Le président américain a assuré que cette demande serait faite "fermement" dans toute négociation, en réponse à une exigence de longue date des autorités iraniennes, qui conditionnent tout accord sur le détroit d'Ormuz au versement de réparations américaines.

L'Iran "demande des compensations pour les dommages qu'ils ont subis pendant les cinq mois de conflit militaire", a écrit Donald Trump, "bien que cela n'ait jamais été évoqué dans aucune de nos négociations ou réunions."

"Mais c'est une idée intéressante parce que, de la même manière, je demande moi aussi des compensations à l'Iran, pour tous les gens qu'ils ont tués et blessés" dans des attaques et "conflits", dont "les familles de ceux tués sur l'USS Cole", un navire de guerre américain frappé par un attentat meurtrier en 2000 au Yémen, a ajouté le milliardaire républicain.

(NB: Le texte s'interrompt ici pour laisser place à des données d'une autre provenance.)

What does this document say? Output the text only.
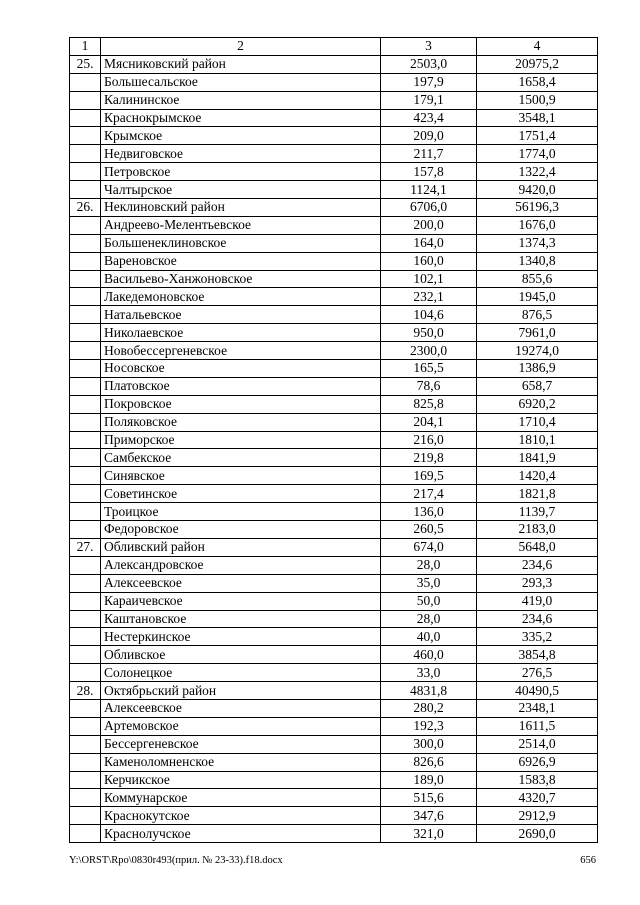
1	2	3	4
25.	Мясниковский район	2503,0	20975,2
	Большесальское	197,9	1658,4
	Калининское	179,1	1500,9
	Краснокрымское	423,4	3548,1
	Крымское	209,0	1751,4
	Недвиговское	211,7	1774,0
	Петровское	157,8	1322,4
	Чалтырское	1124,1	9420,0
26.	Неклиновский район	6706,0	56196,3
	Андреево-Мелентьевское	200,0	1676,0
	Большенеклиновское	164,0	1374,3
	Вареновское	160,0	1340,8
	Васильево-Ханжоновское	102,1	855,6
	Лакедемоновское	232,1	1945,0
	Натальевское	104,6	876,5
	Николаевское	950,0	7961,0
	Новобессергеневское	2300,0	19274,0
	Носовское	165,5	1386,9
	Платовское	78,6	658,7
	Покровское	825,8	6920,2
	Поляковское	204,1	1710,4
	Приморское	216,0	1810,1
	Самбекское	219,8	1841,9
	Синявское	169,5	1420,4
	Советинское	217,4	1821,8
	Троицкое	136,0	1139,7
	Федоровское	260,5	2183,0
27.	Обливский район	674,0	5648,0
	Александровское	28,0	234,6
	Алексеевское	35,0	293,3
	Караичевское	50,0	419,0
	Каштановское	28,0	234,6
	Нестеркинское	40,0	335,2
	Обливское	460,0	3854,8
	Солонецкое	33,0	276,5
28.	Октябрьский район	4831,8	40490,5
	Алексеевское	280,2	2348,1
	Артемовское	192,3	1611,5
	Бессергеневское	300,0	2514,0
	Каменоломненское	826,6	6926,9
	Керчикское	189,0	1583,8
	Коммунарское	515,6	4320,7
	Краснокутское	347,6	2912,9
	Краснолучское	321,0	2690,0
Y:\ORST\Rpo\0830r493(прил. № 23-33).f18.docx	656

Donald Trump a ajouté que "des compensations devraient être versées pour les familles des centaines de milliers de manifestants innocents que l'Iran a tués ces dernières cinquante années, sans même parler des 52.000 tués ces cinq derniers mois".

Un peu plus tard, dans une autre publication, le président octogénaire a jugé que l'Iran devait être tenu "responsable des dégâts et morts causés au Liban, en Syrie, au Yémen et à Gaza".

Ces nouvelles exigences de l'imprévisible dirigeant américain risquent de mettre hors de portée un accord rapide sur le détroit d'Ormuz, qui paraissait déjà bien improbable alors que l'Iran exige de son côté l'acceptation par Washington de "toutes" ses conditions.

Téhéran juge que les Etats-Unis doivent "mettre fin définitivement à la guerre et à l'agression" contre l'Iran et ses alliés, y compris au Yémen et en Irak, lever leur blocus des ports iraniens, "indemniser intégralement l'Iran pour les dommages causés" par les hostilités, lever les sanctions contre l'économie et débloquer "sans condition" les avoirs iraniens gelés.

Dimanche, Donald Trump a laissé entendre qu'il n'avait besoin d'engager ni une offensive militaire majeure ni un effort diplomatique particulier, en assurant qu'il lui suffisait d'"observer" les difficultés économiques de l'Iran.